Vascular endothelial cells release vasorelaxing factors (endothelium-derived relaxing factor; EDRF), such as nitric oxide (NO), prostacyclin and endothelium-derived hyperpolarizing factor (EDHF), and these play an important role in the regulation of vascular tone, vascular permeability and blood coagulation, thus helping to maintain circulatory homeostasis. Preeclampsia is characterized by marked increases in peripheral vascular resistance and vascular permeability together with a disturbance of blood coagulation. It has been suggested that an abnormality in the role played by EDRF in resistance arteries may be involved in the pathogenesis and/or development of preeclampsia.

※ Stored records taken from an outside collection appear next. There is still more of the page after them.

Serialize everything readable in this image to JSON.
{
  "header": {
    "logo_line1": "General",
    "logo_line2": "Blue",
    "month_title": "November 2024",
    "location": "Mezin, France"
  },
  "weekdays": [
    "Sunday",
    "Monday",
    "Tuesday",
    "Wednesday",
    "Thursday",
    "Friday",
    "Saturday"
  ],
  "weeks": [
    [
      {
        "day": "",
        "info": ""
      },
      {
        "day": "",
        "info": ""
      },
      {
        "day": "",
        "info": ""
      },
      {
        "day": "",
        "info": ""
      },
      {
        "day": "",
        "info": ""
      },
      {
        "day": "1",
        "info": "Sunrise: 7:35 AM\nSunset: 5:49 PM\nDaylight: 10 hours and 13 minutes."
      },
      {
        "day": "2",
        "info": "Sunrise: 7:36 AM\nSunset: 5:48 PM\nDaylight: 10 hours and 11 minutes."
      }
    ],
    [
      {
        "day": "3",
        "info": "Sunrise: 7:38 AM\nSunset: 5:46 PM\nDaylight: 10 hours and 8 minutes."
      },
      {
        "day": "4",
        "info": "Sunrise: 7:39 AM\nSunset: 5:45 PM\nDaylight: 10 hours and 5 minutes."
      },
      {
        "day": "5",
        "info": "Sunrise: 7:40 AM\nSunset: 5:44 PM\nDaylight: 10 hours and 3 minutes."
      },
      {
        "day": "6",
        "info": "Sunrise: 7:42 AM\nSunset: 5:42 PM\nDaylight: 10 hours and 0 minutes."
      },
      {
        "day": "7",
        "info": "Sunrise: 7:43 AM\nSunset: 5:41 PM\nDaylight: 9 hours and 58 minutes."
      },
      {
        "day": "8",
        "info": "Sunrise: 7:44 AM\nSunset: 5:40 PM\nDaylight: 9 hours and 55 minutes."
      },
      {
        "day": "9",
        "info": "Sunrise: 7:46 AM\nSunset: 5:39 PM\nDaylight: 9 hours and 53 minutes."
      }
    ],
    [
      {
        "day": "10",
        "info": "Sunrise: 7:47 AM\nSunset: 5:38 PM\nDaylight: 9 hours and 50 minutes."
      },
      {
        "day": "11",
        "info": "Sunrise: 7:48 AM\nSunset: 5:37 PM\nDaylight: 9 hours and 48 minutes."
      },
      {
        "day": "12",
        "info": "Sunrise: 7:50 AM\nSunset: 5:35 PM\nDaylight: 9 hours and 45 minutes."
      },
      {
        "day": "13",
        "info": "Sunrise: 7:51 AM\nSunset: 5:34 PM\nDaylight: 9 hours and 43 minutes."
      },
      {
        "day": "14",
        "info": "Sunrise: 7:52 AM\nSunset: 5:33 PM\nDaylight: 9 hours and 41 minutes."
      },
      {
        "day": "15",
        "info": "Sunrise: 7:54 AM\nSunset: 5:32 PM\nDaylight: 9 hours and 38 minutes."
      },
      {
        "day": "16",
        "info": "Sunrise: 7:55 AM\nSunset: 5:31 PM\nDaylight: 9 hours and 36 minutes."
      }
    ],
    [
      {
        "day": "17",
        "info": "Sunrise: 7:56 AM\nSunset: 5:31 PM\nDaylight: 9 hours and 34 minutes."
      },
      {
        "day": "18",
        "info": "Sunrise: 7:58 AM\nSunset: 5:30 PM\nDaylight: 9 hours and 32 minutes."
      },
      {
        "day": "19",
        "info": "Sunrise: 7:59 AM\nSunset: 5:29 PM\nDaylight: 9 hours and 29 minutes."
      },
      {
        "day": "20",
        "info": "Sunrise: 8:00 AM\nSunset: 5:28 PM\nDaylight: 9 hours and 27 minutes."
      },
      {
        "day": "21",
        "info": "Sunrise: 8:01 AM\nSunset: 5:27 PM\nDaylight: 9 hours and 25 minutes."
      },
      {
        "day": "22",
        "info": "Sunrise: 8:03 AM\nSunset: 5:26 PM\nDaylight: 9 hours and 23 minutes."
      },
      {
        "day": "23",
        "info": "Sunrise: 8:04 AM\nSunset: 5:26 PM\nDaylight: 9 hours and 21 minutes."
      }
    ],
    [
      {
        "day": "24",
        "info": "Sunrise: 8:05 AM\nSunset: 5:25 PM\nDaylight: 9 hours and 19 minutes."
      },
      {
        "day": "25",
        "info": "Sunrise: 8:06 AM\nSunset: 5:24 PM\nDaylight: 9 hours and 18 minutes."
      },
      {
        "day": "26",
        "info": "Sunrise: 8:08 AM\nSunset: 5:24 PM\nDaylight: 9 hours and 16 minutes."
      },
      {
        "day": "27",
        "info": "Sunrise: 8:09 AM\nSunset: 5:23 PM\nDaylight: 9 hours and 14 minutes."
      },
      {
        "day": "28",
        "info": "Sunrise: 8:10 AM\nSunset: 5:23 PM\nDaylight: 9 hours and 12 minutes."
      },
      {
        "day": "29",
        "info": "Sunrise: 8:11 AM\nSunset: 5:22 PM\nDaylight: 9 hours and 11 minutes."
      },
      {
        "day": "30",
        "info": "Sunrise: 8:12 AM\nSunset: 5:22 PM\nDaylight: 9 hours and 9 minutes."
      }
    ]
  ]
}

In vitro investigation of characteristic changes in preeclampsia using vascular strips of omental resistance artery obtained from preeclamptic women, revealed that; 1) the action of endothelial NO is reduced not due to decrease in the production of NO in the endothelium but rather to reduced action of guanosine-3,5-cyclic monophosphate (cGMP; a second messenger of NO) itself and/or downstream of cGMP, 2) reduced production of prostacyclin in endothelium and, 3) reservation of EDHF action. Taken together, it was suggested that EDHF might compensate for both the reduced action of endothelial NO and the reduced production of prostacyclin in resistance arteries. In this review the new observation of functional changes in endothelium seen in preeclampsia is important information of obstetricians.